I have much less trouble drawing women.

Back to [livejournal.com profile] shoebox_project: The writers are obviously very well-read. I like that. I need to read more. It's funny: I just read part of Romeo and Juliet last night and then this morning, I read the bit where Remus is having all the dreams. I haven't read The Count of Monte Cristo. I think I have a copy of it lying around. I guess I need to stop re-reading books. Like OotP. I've been reading a lot of non-fiction lately. Like, for the year and a half since I graduated from university. And while I was a student, my leisure reading was mostly fantasy (Wheel of Time, LotR, HP) because I didn't have the energy for anything challenging. I read part of Wuthering Heights but I wasn't impressed and didn't get far.

I ought to compile a list of Books I Ought to Read.
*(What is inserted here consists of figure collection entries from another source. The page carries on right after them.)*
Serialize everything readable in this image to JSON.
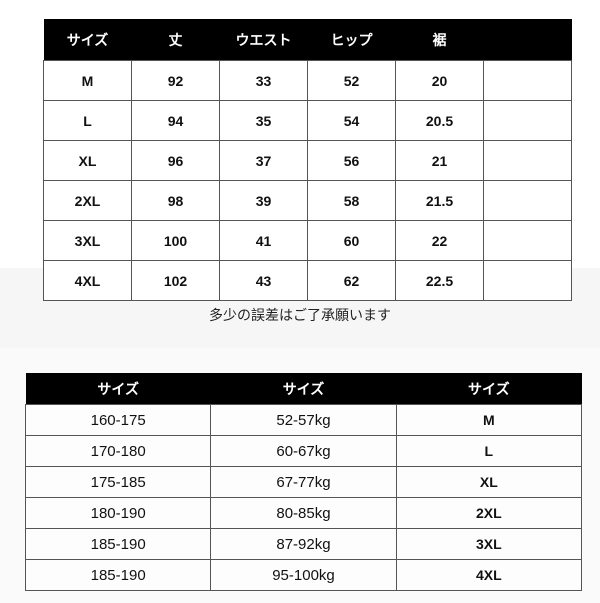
{
  "measurements": {
    "headers": [
      "サイズ",
      "丈",
      "ウエスト",
      "ヒップ",
      "裾",
      ""
    ],
    "rows": [
      [
        "M",
        "92",
        "33",
        "52",
        "20",
        ""
      ],
      [
        "L",
        "94",
        "35",
        "54",
        "20.5",
        ""
      ],
      [
        "XL",
        "96",
        "37",
        "56",
        "21",
        ""
      ],
      [
        "2XL",
        "98",
        "39",
        "58",
        "21.5",
        ""
      ],
      [
        "3XL",
        "100",
        "41",
        "60",
        "22",
        ""
      ],
      [
        "4XL",
        "102",
        "43",
        "62",
        "22.5",
        ""
      ]
    ]
  },
  "note": "多少の誤差はご了承願います",
  "guide": {
    "headers": [
      "サイズ",
      "サイズ",
      "サイズ"
    ],
    "rows": [
      [
        "160-175",
        "52-57kg",
        "M"
      ],
      [
        "170-180",
        "60-67kg",
        "L"
      ],
      [
        "175-185",
        "67-77kg",
        "XL"
      ],
      [
        "180-190",
        "80-85kg",
        "2XL"
      ],
      [
        "185-190",
        "87-92kg",
        "3XL"
      ],
      [
        "185-190",
        "95-100kg",
        "4XL"
      ]
    ]
  }
}
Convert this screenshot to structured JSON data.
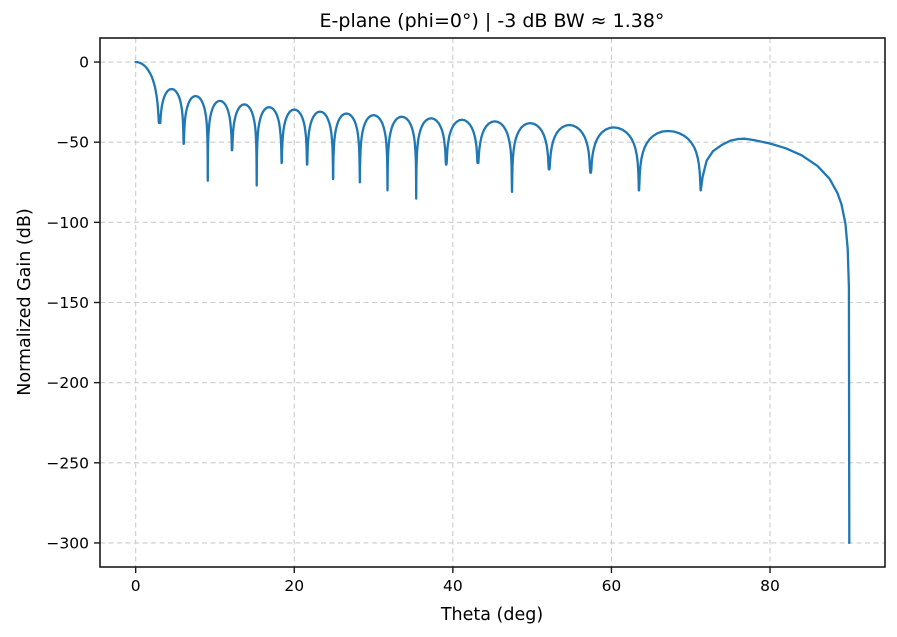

There's a project for you all! Tell me some books/plays/poems people make allusions to frequently, so I can add them to the list. Off the top of my head, here's my list so far (leaving out the obvious series - HP, Hitchhiker's Guide, LotR - that practically everyone's read anyway) (also leaving out, with a few exceptions, nonfiction):
Have already read:
1984
Brave New World
Animal Farm
Hamlet
Macbeth
Romeo and Juliet
The Tempest
The Crucible
Death of a Salesman
A Doll's House
Crimes of the Heart
Gulliver's Travels
The Inferno (bits of it)
Beowulf
The Importance of Being Earnest
The Tell-Tale Heart
The Pit and the Pendulum
The Raven
The Rime of the Ancient Mariner
The Odyssey
Oliver Twist
A Christmas Carol
Great Expectations
Sense and Sensibility (but I skipped around and mostly read the bits with Brandon. heh.)
Jane Eyre
Lord of the Flies
Heart of Darkness (mostly)
The Grapes of Wrath (sort of)
Of Mice and Men (actually liked it)
parts of One Thousand and One Arabian Nights (including the naughty bits)
Edith Hamilton's Mythology
A Passage to India
as little of A Farewell to Arms I could get away with reading and still write an essay on it
Slaughterhouse 5
Timequake
Breakfast of Champions
To Kill a Mockingbird
Catcher in the Rye
Cyrano de Bergerac (read it and seen it performed) (this remains my all-time favorite play)
The Wizard of Oz (just the first one)
Call of the Wild
The Adventures of Huckleberry Finn (and the inferior The Adventures of Tom Sawyer)
Fahrenheit 451 (didn't enjoy it nearly as much as I thought I would - too heavy-handed for my taste)
The Great Gatsby (loved it)
The Island of Dr. Moreau
The Metamorphosis
The Joy Luck Club

I know I'll look at my bookshelf when I go home this evening and realize I've left off some and want to kick myself. Anyway.

Need to read:
The Iliad
The Aeneid
The Three Musketeers
The Count of Monte Cristo
more Shakespeare
stuff by Asimov
stuff about the Arthurian legend - I did actually buy a copy of Mists of Avalon, though I've yet to read it
probably more Dickens, though I don't like it so much
probably Hemmingway, though I really don't like it
probably Faulkner
The Communist Manifesto
Catch-22
definitely more poetry
The Outsiders
Little Women
Don Quixote
Alice's Adventures in Wonderland
Crime and Punishment
The Brothers Karamozov
Anna Karenina
The Scarlet Letter (though I saw the movie, starring fine-ass Gary Oldman, so I don't know if I really need to read it)
One Flew Over the Cuckoo's Nest
Moby Dick
Return of the Native (though I have the book on tape, read by really really fine-ass Alan Rickman)


Alright, that's all that I can think of. Got any more for me?